FLUID EVOLUTION ASSOCIATED WITH EPIZONAL SILICIC PLUTONS

Porphyry copper deposits (PCDs) are associated with arc magmas and form in subduction environments where calc-alkaline magmas are generated above the subducting slab. The formation of economic accumulations of Cu to form PCDs involves many physical and chemical processes that must work in concert to produce economic mineralization. First, the source magma must contain sufficient amounts of Cu to form a deposit, and the metal must be efficiently extracted from the melt and transferred to a magmatic aqueous fluid during crystallization of the melt. Moreover, the magmatic fluid must be focused into a relatively small volume of rock where processes are operating that can quantitatively remove metal from the fluid to produce ore, or later hydrothermal activity may serve to concentrate low-grade mineralization to produce higher grades. During and following emplacement, hydrous magmas reach volatile saturation due to pressure decrease (“first-boiling”) and crystallization (“second boiling”) and exsolve a magmatic aqueous phase. Fluid inclusions that trap the magmatic fluid show room temperature phase relations, compositions, and microthermometric characteristics indicative of their trapping environment.
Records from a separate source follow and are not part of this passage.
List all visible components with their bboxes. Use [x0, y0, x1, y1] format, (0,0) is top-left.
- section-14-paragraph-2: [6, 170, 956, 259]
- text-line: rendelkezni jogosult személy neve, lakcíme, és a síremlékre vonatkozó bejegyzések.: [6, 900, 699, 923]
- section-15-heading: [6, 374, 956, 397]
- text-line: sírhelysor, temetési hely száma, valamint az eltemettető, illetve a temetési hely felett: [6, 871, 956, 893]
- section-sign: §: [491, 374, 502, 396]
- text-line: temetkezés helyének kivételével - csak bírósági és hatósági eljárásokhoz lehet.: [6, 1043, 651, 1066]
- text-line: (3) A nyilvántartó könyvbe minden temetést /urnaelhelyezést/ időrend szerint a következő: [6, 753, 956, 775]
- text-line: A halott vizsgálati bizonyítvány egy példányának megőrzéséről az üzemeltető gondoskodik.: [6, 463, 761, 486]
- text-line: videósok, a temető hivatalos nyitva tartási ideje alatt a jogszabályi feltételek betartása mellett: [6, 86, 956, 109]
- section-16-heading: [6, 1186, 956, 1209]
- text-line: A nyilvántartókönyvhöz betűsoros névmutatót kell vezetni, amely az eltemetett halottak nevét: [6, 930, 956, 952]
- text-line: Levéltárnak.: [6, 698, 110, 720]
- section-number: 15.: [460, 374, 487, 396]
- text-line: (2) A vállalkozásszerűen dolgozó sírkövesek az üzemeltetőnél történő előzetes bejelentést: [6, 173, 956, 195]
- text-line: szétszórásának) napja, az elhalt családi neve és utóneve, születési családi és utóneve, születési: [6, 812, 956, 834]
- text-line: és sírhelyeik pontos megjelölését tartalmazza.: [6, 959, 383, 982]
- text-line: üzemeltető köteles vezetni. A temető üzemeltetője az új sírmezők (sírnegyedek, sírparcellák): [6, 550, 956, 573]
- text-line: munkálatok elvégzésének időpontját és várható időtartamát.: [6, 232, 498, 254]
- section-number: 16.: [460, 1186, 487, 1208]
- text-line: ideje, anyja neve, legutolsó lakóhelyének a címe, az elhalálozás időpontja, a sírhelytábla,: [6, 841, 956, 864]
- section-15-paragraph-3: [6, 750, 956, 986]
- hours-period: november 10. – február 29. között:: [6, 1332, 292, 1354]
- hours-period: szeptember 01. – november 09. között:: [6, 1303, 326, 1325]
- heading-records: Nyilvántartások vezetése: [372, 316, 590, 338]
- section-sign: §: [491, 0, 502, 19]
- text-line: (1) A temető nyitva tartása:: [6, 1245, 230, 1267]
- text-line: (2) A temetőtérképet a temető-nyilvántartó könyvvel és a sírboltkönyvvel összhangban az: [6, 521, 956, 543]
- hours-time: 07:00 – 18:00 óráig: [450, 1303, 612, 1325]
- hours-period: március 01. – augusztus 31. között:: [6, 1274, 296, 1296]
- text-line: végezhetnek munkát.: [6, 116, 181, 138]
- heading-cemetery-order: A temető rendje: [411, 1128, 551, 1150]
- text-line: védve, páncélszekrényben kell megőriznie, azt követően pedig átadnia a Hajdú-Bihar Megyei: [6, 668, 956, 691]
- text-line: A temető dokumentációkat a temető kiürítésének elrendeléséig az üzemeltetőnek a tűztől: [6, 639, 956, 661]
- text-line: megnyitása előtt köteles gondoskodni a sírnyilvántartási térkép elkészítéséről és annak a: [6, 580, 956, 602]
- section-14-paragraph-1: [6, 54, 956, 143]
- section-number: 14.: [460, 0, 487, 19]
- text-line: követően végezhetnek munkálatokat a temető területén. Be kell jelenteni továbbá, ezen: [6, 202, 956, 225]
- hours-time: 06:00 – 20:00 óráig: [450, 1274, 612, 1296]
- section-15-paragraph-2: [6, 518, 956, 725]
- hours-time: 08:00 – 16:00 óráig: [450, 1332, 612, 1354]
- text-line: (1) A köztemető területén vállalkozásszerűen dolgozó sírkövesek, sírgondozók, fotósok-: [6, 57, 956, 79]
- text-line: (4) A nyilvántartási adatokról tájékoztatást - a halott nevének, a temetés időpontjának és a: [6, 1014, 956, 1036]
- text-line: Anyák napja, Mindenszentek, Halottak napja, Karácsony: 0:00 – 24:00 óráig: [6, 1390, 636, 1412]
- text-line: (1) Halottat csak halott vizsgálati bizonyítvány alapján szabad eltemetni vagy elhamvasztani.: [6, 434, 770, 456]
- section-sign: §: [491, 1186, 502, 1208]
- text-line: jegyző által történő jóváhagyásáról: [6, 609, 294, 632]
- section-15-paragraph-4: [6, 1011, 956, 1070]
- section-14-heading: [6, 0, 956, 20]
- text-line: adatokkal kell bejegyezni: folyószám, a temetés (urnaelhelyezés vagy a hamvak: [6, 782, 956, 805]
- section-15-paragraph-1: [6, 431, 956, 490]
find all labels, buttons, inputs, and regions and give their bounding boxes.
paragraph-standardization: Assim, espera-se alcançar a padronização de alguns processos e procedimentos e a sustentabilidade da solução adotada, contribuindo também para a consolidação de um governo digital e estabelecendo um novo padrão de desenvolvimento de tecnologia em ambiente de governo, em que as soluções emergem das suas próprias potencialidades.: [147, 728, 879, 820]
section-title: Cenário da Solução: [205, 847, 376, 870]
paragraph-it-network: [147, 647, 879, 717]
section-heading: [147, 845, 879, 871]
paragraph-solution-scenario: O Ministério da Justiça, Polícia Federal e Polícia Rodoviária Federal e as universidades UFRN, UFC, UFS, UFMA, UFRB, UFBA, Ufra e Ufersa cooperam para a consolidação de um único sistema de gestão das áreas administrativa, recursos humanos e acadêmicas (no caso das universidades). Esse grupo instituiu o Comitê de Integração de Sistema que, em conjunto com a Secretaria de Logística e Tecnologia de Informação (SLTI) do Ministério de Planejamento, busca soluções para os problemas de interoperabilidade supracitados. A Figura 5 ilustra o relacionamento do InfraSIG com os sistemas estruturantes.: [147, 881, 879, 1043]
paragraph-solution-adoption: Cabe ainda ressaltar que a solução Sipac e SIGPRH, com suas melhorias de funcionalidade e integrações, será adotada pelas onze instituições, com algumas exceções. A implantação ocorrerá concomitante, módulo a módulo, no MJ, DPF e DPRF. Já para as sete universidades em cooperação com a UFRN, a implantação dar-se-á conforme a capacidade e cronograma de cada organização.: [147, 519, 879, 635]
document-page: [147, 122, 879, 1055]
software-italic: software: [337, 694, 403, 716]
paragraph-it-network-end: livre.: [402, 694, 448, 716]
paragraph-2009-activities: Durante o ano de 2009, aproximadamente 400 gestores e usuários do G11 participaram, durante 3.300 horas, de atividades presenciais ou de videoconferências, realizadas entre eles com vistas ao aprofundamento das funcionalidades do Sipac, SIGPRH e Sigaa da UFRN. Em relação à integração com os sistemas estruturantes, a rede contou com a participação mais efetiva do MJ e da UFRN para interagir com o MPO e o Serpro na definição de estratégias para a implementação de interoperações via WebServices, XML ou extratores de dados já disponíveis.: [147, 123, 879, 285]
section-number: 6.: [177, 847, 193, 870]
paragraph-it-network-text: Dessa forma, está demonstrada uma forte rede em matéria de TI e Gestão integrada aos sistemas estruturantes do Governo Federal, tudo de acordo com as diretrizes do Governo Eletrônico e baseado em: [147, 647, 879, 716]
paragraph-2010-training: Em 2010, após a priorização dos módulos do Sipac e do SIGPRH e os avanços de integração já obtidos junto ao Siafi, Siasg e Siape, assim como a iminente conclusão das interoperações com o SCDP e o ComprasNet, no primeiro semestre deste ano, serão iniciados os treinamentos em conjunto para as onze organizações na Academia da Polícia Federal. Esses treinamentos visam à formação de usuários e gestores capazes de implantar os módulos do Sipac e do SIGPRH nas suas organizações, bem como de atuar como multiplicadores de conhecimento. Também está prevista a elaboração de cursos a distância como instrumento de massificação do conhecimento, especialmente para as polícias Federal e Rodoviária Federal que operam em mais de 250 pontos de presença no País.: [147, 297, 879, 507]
The distribution of fluid inclusion types can be related to the distribution of metals and provide vectors towards the portion of the system most likely to contain economic mineralization. In this study, temporal and spatial variations in fluid properties during the crystallization of a hydrous magma associated with PCDs has been modeled as a function of temperature, pressure, and fluid composition, and fluid inclusion characteristics are predicted using the PVTX properties of the system H₂O-NaCl. The results of this study have implications in exploration for porphyry copper mineralization because some types of fluid inclusions are spatially related with Cu mineralization. Importantly, rocks containing halite-bearing fluid inclusions are predicted to occur only within the pluton and in the immediately adjacent wallrocks, and this also corresponds to the mineralized portion of the system. Fluid inclusions thus provide a tool to direct the explorationist to that part of the magmatic-hydrothermal system that is most likely to host mineralization.